While she remained, and even packaged as, a sultry performer, Rosanna portrayed her roles with much vigor, sensitivity, profundity, and meaning. Thus, film producers could now approach serious filmmaking with realistic themes that carry provocative and daring scenes.
They now had actress willing to go to the extreme, for the sake of realistic yet artistic filmmaking.
She had since then a flurry of sex-oriented flicks but these were not just run-of-the-mill pene-kula of old. They had compelling stories and impressive production work to highlight Rosanna’s marquee acting talent.
A good number of these productions were in the action genre, in which she was more of an empowered damsel in the presence of Ramon “Bong” Revilla, Jr. (Yes, Darling, Walang Matigas Na Pulis 2), Cesar Montano (Pusakal), Phillip Salvador (Kahit Pader, Gigibain Ko).
However, Rosanna got the most praise in her critically acclaimed dramas under the direction of the country’s top filmmakers, Mel Chionglo’s Mapusok, Carlos Siguion Reyna’s Ang Lalaki sa Buhay ni Selya, and Chito Rono’s Curacha, Ang Babaeng Walang Pahinga.
But her most outstanding performance to date was noted in Star Cinema’s La Vida Rosa. The 2001 masterpiece helmed by Chito Rono featured Rosanna as a single mom desperately trying to make ends meet for her son (Jiro Manio) and blind mother (Liza Lorena).
As such, she entered the life of crime with partner Dado (Diether Ocampo) as con-artists involved in a number of criminal activities. But as they had a falling out with their underworld boss (Vic Diaz) and henchman (Pen Medina), threats to life and limb lurk at every corner, and with their every move.
Critics hailed La Vida Rosa as one true depiction of the life of criminals, who live ordinary lives and suffer relatable miseries. But the most celebrated recognition of the film was the performance of Rosanna in the film. She was awarded her first Best Actress plum, given by no less than the Gawad Urian.
And, with the award, Rosanna had since become a most sought-after actress in the industry.
Yet, she appeared more prominently in television, with stints in hosting and acting. Rosanna appeared in the ABS-CBN teleserye Ysabella in 2007 as the mother of Judy Ann Santos’s character Ysay. She then appeared the same year in i Presents: Natutulog Ba Ang Diyos? and the second installment of Maging Sino Ka Man. In 2009, she also appeared in the hit primetime drama May Bukas Pa and in the finale of Tayong Dalawa in the same year.
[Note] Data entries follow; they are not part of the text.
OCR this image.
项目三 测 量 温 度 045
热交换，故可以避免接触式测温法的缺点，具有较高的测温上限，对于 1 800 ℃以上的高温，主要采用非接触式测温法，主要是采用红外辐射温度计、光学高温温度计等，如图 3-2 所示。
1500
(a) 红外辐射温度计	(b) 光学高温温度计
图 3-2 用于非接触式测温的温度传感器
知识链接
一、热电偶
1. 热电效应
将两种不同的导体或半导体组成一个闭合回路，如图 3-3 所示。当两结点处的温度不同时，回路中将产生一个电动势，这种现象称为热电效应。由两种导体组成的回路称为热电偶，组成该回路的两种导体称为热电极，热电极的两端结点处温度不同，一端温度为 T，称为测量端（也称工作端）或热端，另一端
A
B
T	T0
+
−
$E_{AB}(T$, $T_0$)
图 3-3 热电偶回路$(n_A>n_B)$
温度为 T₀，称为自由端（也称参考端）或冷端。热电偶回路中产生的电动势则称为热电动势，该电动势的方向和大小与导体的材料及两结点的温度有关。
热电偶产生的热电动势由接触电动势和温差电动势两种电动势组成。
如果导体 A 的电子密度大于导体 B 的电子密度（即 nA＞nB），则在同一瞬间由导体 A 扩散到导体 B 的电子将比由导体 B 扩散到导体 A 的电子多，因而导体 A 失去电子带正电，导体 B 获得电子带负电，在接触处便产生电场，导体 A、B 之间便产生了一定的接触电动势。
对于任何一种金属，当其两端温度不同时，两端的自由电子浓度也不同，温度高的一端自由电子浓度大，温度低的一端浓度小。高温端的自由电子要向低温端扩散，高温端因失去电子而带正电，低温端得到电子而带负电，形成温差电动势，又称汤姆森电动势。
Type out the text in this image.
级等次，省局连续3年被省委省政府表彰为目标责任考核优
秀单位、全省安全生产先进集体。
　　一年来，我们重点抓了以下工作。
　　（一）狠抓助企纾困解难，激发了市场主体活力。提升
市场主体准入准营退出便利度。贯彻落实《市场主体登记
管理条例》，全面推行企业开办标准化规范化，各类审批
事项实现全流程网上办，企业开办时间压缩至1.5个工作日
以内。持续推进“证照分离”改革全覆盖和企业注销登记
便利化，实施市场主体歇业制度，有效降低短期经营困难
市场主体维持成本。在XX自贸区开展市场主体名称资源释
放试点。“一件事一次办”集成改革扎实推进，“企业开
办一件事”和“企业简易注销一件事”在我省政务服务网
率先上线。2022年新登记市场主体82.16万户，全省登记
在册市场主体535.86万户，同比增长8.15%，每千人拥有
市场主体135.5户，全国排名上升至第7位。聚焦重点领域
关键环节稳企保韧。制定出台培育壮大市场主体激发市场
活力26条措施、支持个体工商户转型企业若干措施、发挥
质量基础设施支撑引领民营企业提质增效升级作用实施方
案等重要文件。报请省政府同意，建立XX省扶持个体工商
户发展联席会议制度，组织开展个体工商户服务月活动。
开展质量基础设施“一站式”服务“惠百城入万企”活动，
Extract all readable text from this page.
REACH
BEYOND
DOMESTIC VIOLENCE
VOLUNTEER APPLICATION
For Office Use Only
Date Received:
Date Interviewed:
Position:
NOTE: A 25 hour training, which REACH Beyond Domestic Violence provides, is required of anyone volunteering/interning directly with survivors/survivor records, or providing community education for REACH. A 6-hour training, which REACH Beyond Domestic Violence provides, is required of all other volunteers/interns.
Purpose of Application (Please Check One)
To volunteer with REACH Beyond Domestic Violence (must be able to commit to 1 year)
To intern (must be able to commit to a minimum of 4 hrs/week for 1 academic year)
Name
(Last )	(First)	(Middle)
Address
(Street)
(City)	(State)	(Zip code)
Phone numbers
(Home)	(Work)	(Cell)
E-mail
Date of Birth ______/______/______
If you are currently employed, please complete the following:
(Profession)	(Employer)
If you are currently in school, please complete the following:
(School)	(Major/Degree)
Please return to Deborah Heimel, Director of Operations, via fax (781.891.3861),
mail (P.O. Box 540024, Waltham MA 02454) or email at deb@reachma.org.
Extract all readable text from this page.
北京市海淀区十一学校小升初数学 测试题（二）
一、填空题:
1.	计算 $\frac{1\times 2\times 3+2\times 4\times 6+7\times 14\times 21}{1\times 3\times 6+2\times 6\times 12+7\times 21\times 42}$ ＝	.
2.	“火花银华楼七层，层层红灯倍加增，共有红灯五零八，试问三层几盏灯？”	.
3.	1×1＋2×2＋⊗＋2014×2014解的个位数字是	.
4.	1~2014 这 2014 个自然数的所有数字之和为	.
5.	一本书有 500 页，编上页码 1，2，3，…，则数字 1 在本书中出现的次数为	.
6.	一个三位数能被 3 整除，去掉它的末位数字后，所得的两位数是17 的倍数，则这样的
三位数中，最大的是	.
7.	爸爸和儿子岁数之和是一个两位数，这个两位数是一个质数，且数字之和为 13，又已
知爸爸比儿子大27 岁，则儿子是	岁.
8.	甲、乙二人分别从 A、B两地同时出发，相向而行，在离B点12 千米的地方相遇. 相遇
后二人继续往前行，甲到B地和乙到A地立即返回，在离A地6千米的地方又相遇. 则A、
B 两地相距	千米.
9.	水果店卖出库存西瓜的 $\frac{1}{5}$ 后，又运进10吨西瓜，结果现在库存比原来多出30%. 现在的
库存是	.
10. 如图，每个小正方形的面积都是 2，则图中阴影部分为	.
By this time, her distinction in acting continued as she received another Best Actress award in the CinemaOne Originals Digital Film Festival in 2009 for playing the role of Mama Saleng in Ray Gibraltar’s indie horror-comedy film Wanted: Border. It’s a grisly yet cunning film about a proprietor of a neighborhood eatery and boarding house known for the delicacy Kansi, which, unknown to patrons, has human meat as a special ingredient.
Her most recent recognition came by way of Adolf Alix, Jr.’s prison drama Presa, which was first screened in the 2010 Metro Manila Film Festival New Wave competition of indie films. Rosanna won another Gawad Urian in 2011 for Best Supporting Actress portraying an inmate in the Correctional Institution for Women in Mandaluyong City.
With her illustrious acting career, Rosanna’s upcoming appearance on the Feb. 20 episode of Ipaglaban Mo, “Dahas,” is surely very much anticipated. Her intense and convincing performances throughout her 24-year acting career will definitely add to the depth and believability of her portrayal of Lola Elisa, a grandmother who was gang-raped by armed men who broke into her home.
Indeed, an unforgettable thespic experience we shouldn’t dare miss.